First of all, let's see, what is 'optimize for ad hoc workloads' in SQL Server?
In simple words, the term 'ad hoc' means 'as needed' or a single-use query plan. The Plan that generated for a specific query and never used again. Single-use queries or dynamically created queries, it's an 'ad hoc" part of the workload.
That can cause high memory consumption, high compilations, high CPU, and so on. Exactly for these cases, we have a 'optimize for ad hoc workloads' option.
When this option turned on, the DB Engine stores only a small plan stub in the plan cache on the first execution. That instead of a full compiled plan - because it's 'as needed' query. At the next runs, the engine will use this stub to recognize that this batch has compiled before. The full compiled plan will take place of the stub in the plan cache.
Now, "I have learned today" part:
When we turn this option on, it's starting work immediately. No restart required, no plan cache flushes. Awesome, but there's a dark side - it affects only new plans!
You will ask why that a dark side? When we touch an option that affects a Plan Cache or plan creation, the expected for some behavior of the system. In this case, is a clean start.

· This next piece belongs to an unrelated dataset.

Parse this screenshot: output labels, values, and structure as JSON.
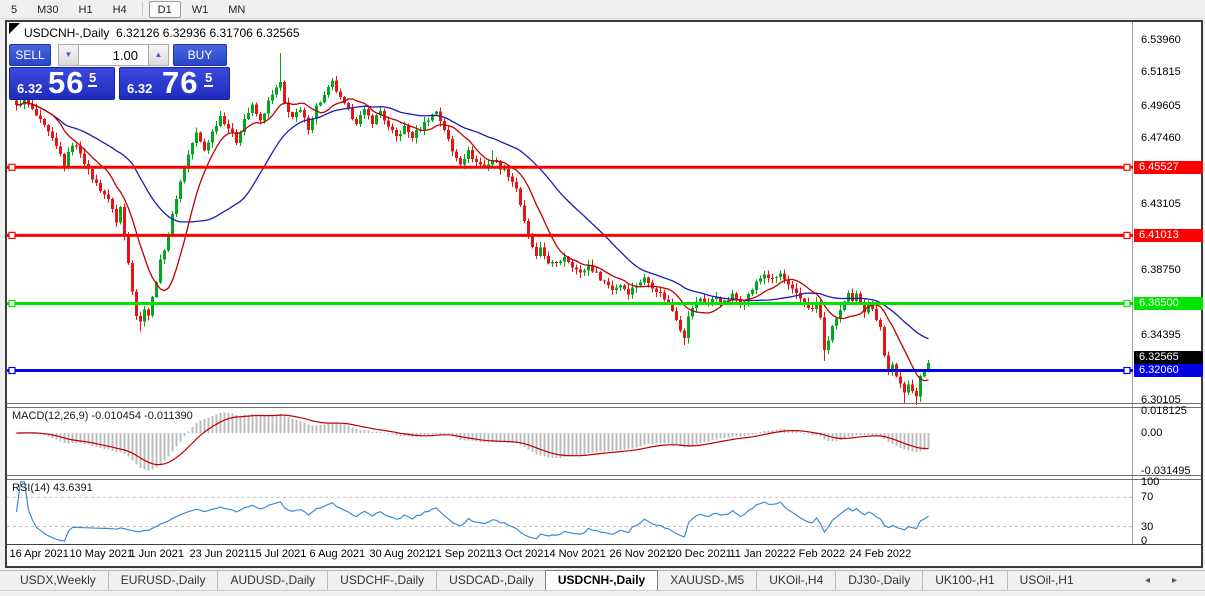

I'm expecting some action on existing plans. Like: Plan Cache flushing, flushing of old ad-hock plans with count 1 or at least marking them with some Stub too. But, plans that are already in the plan cache stay untouched and become trash. That until we cleared procedure cache or restart the SQL Server service.
I know people and I'm one of them, that avoided using this on busy servers. Because of fear to flush Plan Cache, not during maintenance hours, and wait with the fix.
Bug or feature, decide yourself, but very important to know this in case we try to optimize for ad hoc workloads.